The ride home was, as usual, quiet. Mom was yakking away on the phone to one of her friends about how terrible her day at work was, and I would normally be playing one of my newest handheld games, but not today. Instead, I couldn’t help but continue to question why the souls got off of the bus. I didn’t remember the land outside of the bus as vividly as the inside, but I remembered thinking it didn’t look too nice. Plus, how did they know there was oxygen for them to breathe? I mean, I knew it was a dream, but the other souls like the old man thought that it was actually happening. I was sort of curious about where they went, though. I wish someone I knew was on the bus. I could’ve asked them if they had the dream, as well.
“I have to run back to the office for some more paperwork,” Mom informed me as she pulled into the driveway. “Kyle knows you’re coming home, and I left him money to order a pizza. I shouldn’t be any later than 8:30.”
I merely nodded as I got out of the van. I waved back at my mom as she pulled out of the driveway. It didn’t really upset me that she never talked to me on the way home from work, but it would be nice for her to at least ask me how my day went.

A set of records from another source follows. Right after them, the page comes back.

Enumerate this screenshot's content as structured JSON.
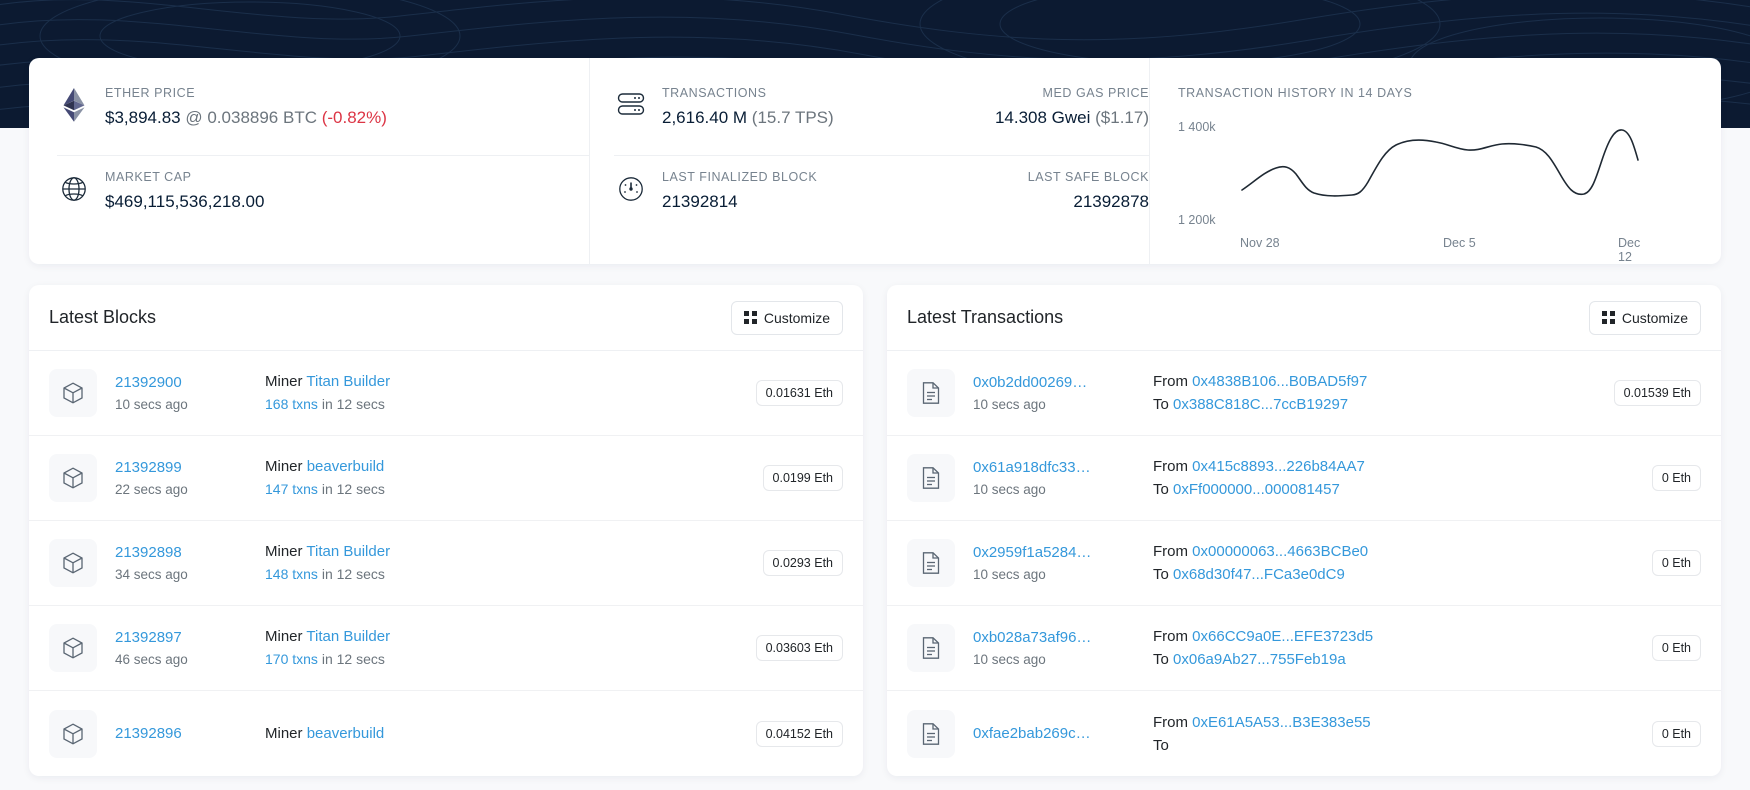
{
  "stats": {
    "ether_price": {
      "label": "ETHER PRICE",
      "icon": "ethereum-icon",
      "price": "$3,894.83",
      "at": "@ 0.038896 BTC",
      "change": "(-0.82%)"
    },
    "market_cap": {
      "label": "MARKET CAP",
      "icon": "globe-icon",
      "value": "$469,115,536,218.00"
    },
    "transactions": {
      "label": "TRANSACTIONS",
      "icon": "server-icon",
      "value": "2,616.40 M",
      "sub": "(15.7 TPS)"
    },
    "med_gas_price": {
      "label": "MED GAS PRICE",
      "value": "14.308 Gwei",
      "sub": "($1.17)"
    },
    "last_finalized_block": {
      "label": "LAST FINALIZED BLOCK",
      "icon": "gauge-icon",
      "value": "21392814"
    },
    "last_safe_block": {
      "label": "LAST SAFE BLOCK",
      "value": "21392878"
    }
  },
  "chart_data": {
    "type": "line",
    "title": "TRANSACTION HISTORY IN 14 DAYS",
    "xlabel": "",
    "ylabel": "",
    "grid": false,
    "legend": null,
    "ytick_labels": [
      "1 400k",
      "1 200k"
    ],
    "ylim": [
      1150000,
      1450000
    ],
    "yticks": [
      1400000,
      1200000
    ],
    "xtick_labels": [
      "Nov 28",
      "Dec 5",
      "Dec 12"
    ],
    "x": [
      "Nov 28",
      "Nov 29",
      "Nov 30",
      "Dec 1",
      "Dec 2",
      "Dec 3",
      "Dec 4",
      "Dec 5",
      "Dec 6",
      "Dec 7",
      "Dec 8",
      "Dec 9",
      "Dec 10",
      "Dec 11",
      "Dec 12"
    ],
    "values": [
      1255000,
      1285000,
      1258000,
      1235000,
      1234000,
      1350000,
      1372000,
      1368000,
      1378000,
      1372000,
      1305000,
      1262000,
      1352000,
      1408000,
      1372000
    ]
  },
  "blocks_panel": {
    "title": "Latest Blocks",
    "customize_label": "Customize",
    "customize_icon": "grid-icon",
    "row_icon": "cube-icon",
    "miner_label": "Miner",
    "in_label": "in 12 secs",
    "rows": [
      {
        "block": "21392900",
        "age": "10 secs ago",
        "miner": "Titan Builder",
        "txns": "168 txns",
        "duration": "in 12 secs",
        "reward": "0.01631 Eth"
      },
      {
        "block": "21392899",
        "age": "22 secs ago",
        "miner": "beaverbuild",
        "txns": "147 txns",
        "duration": "in 12 secs",
        "reward": "0.0199 Eth"
      },
      {
        "block": "21392898",
        "age": "34 secs ago",
        "miner": "Titan Builder",
        "txns": "148 txns",
        "duration": "in 12 secs",
        "reward": "0.0293 Eth"
      },
      {
        "block": "21392897",
        "age": "46 secs ago",
        "miner": "Titan Builder",
        "txns": "170 txns",
        "duration": "in 12 secs",
        "reward": "0.03603 Eth"
      },
      {
        "block": "21392896",
        "age": "",
        "miner": "beaverbuild",
        "txns": "",
        "duration": "",
        "reward": "0.04152 Eth"
      }
    ]
  },
  "transactions_panel": {
    "title": "Latest Transactions",
    "customize_label": "Customize",
    "customize_icon": "grid-icon",
    "row_icon": "document-icon",
    "from_label": "From",
    "to_label": "To",
    "rows": [
      {
        "hash": "0x0b2dd00269…",
        "age": "10 secs ago",
        "from": "0x4838B106...B0BAD5f97",
        "to": "0x388C818C...7ccB19297",
        "value": "0.01539 Eth"
      },
      {
        "hash": "0x61a918dfc33…",
        "age": "10 secs ago",
        "from": "0x415c8893...226b84AA7",
        "to": "0xFf000000...000081457",
        "value": "0 Eth"
      },
      {
        "hash": "0x2959f1a5284…",
        "age": "10 secs ago",
        "from": "0x00000063...4663BCBe0",
        "to": "0x68d30f47...FCa3e0dC9",
        "value": "0 Eth"
      },
      {
        "hash": "0xb028a73af96…",
        "age": "10 secs ago",
        "from": "0x66CC9a0E...EFE3723d5",
        "to": "0x06a9Ab27...755Feb19a",
        "value": "0 Eth"
      },
      {
        "hash": "0xfae2bab269c…",
        "age": "",
        "from": "0xE61A5A53...B3E383e55",
        "to": "",
        "value": "0 Eth"
      }
    ]
  },
  "colors": {
    "link": "#3498db",
    "negative": "#dc3545",
    "muted": "#77838f",
    "dark_hero": "#0c1a31",
    "page_bg": "#f8f9fb"
  }
}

The door was already unlocked, which meant Kyle was home. Really, I wasn’t surprised. I was convinced Kyle was nocturnal; he slept all day in his room and would only emerge after 6 PM for food and to go out with his friends. Mom was convinced he was busy applying to colleges all day, but I wasn’t fooled.
Kyle was pushing 20; he should’ve found a school or at least a job by now. If you haven’t guessed from his description, my big brother was a lousy babysitter. I really didn’t need a babysitter anymore, but Mom didn’t trust me enough to order or make food for myself when she had to work late. It didn’t really matter to me. Kyle would amble down sometime this evening and find the pizza money. He’d order the food for us, take half of the pizza for himself, and go back up to his room. Three hours later, he’d come down in a grungy pair of jeans and an unwashed shirt to go meet his equally grungy friends. Kyle never got a job to pay for a car, so he relied on his friends picking him up. I was greeted each evening by loud metal music blaring from a beat up SUV that looked like it was highly flammable.
Anyway, 6:00 was a good 2 hours away, which gave me some personal time. I felt pretty exhausted from the admirable task of being a C.I.T., so I grabbed my private bag of chips (which I hid from Kyle inside of the aquarium we never use,) turned on the TV, and sat my butt down on our super comfortable couch.
Now, this was what a good afternoon meant to me. I could sink into that couch and feel my mind melt away as I watched cartoons. All of the frustration of work would dissolve as I sat there until nothing remained. My brain would enter a state of nirvana, and I would feel so perfectly numb and at peace.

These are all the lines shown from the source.